The National Criminal Investigation Service (SERNIC) could see its investigative powers stripped away, as there are plans to take over this role from the Republic Police (PRM).
According to the weekly Briefs and Facts, the Executive submitted to the Assembly of the Republic the Proposal for a Basic Law on the Organization of Criminal Investigation, the Proposal for the Revision of Law no. 16/2013, of August 12 (PRM Law) and also the Proposal for the Revision of Law no. 2/2027, of January 9 (SERNIC Law), which are full of unconstitutional vices and other legal problems identified by the Technical Councils of the Attorney General's Office (PGR).
For example, it was noted that the Basic Law Proposal for the Organization of Criminal Investigation does not provide the grounds for Internal Resolution no. 2/95, of 13 June, which imposes the need for grounds for instruments aimed at creating rules. The reasoning behind the adoption of the legal instrument is incomprehensible without it.
The same document contains provisions of "dubious constitutionality", such as article 4 of the proposal, which defines the Police of the Republic of Mozambique (PRM) as a "Criminal Police Body", thus giving the PRM generic competence in the field of criminal investigation. This is not an attribution of the PRM, according to article 253(1) [254] of the Constitution of the Republic of Mozambique (CRM).
The newspaper quotes the draft law as saying that it has the potential to violate the principle of the separation of powers laid down in Article 134 of the CRM, since Articles 15 and 16 of the proposal, relating to the creation, composition and powers of the Coordination Council, provide for this body to be made up of government figures, and may also be made up of the president of the Superior Council of the Judiciary and the Attorney General of the Republic.
Also submitted to the PGR for the necessary technical appraisal was the Proposal to revise Law no. 16/2013, of August 12 - the PRM Law, which, from the Technical Council's point of view, also presents problems of both a constitutional and procedural nature. On a constitutional level, the Technical Council insists that the combination of the aforementioned Article 253(1) of the CRM and Article 254(2) makes it clear that the PRM does not have the power to investigate criminal offenses.
According to the weekly newspaper, there are fears that SERNIC's powers will be stripped away at a procedural level. "The proposal provides, for example, for the creation of a Division for the Investigation of Criminal Offences with powers to direct, organize, monitor and draw up methodological instructions and directives in the context of investigations into criminal offences.
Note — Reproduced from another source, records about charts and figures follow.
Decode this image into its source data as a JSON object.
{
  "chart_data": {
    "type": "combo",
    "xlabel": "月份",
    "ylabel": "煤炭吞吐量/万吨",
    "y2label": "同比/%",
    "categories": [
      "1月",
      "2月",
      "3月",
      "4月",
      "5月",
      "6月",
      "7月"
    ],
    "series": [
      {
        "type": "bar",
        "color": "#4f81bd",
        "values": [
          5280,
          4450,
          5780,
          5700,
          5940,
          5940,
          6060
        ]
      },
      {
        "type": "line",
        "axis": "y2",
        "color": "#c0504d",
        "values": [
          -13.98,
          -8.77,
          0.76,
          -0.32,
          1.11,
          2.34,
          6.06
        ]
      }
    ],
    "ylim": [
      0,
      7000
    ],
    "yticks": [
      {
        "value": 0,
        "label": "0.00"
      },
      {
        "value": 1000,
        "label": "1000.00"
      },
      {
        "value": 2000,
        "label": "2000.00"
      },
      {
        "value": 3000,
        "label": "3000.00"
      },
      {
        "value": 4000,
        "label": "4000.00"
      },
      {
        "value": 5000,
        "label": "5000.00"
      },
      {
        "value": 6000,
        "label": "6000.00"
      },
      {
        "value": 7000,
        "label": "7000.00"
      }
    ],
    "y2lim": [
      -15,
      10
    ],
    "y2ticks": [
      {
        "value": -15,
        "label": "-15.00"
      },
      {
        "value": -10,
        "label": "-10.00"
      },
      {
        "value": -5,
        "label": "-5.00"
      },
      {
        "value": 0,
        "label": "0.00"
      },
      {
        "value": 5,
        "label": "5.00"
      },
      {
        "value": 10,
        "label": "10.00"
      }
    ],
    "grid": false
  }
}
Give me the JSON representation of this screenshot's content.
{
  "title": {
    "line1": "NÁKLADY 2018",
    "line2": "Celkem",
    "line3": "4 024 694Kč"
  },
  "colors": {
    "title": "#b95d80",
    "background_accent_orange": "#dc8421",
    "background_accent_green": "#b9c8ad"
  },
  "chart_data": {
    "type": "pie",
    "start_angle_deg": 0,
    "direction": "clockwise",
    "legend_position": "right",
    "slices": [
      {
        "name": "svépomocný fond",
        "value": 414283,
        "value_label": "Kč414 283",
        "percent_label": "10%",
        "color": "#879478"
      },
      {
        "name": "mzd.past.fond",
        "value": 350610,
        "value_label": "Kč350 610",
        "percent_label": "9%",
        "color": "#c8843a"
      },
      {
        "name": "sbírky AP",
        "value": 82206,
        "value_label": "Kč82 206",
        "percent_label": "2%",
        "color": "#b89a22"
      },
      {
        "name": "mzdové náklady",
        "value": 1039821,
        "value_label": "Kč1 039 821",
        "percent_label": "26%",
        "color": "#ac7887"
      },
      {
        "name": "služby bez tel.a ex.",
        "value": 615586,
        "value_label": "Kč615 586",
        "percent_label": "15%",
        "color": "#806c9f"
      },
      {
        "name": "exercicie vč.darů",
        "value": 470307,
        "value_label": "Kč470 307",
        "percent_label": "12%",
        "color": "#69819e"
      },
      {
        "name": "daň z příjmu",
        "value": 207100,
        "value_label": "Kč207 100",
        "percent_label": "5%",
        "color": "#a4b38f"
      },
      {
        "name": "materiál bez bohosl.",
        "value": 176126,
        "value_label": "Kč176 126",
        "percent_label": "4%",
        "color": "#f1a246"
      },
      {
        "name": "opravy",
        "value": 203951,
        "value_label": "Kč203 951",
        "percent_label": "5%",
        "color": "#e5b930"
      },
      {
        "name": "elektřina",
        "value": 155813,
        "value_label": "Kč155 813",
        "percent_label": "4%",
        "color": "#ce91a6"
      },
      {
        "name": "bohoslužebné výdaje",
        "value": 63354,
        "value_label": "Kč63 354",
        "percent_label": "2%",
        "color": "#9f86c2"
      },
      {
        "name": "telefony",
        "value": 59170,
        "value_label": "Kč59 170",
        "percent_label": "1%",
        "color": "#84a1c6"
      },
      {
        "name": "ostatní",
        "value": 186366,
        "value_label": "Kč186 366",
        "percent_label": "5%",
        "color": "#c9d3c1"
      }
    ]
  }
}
This division will be responsible for gathering news of crimes and preventing their consequences, discovering their perpetrators and carrying out necessary and urgent acts aimed at securing the means of evidence in all crimes whose investigation does not fall within the competence of other auxiliary bodies".
"For the experts who analyzed the document, the attribution of investigative powers to a body within the PRM (specifically the General Command of the PRM), contrary to the Constitution, seems "strange", given that "a large part of the crimes it proposes to investigate fall within the specific competence of SERNIC".
With regard to the draft law revising Law No. 2/2017, of January 9, the SERNIC Law, the Technical Council noted that the proposer (the government) says one thing and yet does another.
In other words, right from the outset, the Executive justifies the pertinence of the revision, among other reasons, by the need to accommodate new specialized organic units, which, among other functions, will be responsible for preventing and combating money laundering, terrorism and its financing and asset recovery.
Instead, however, the proposal not only fails to establish new specialized organic units, but also leaves out various aspects introduced, above all, by the new Code of Criminal Procedure, as well as dealing with other matters not mentioned in the grounds, the examiners point out.
Furthermore, according to the technical opinion, the grounds state that articles 6, 20, 22, 24 and 27 will be revised. But in practice, 51 of the 53 articles of the current law are proposed for revision.
"There is also concern about the fact that it distorts, without the necessary justification, the nature of SERNIC as provided for in Article 3(1) of the creation law, making the proposal lose its definition as a public criminal investigation service," it reads. (Source: Dossiers e Factos).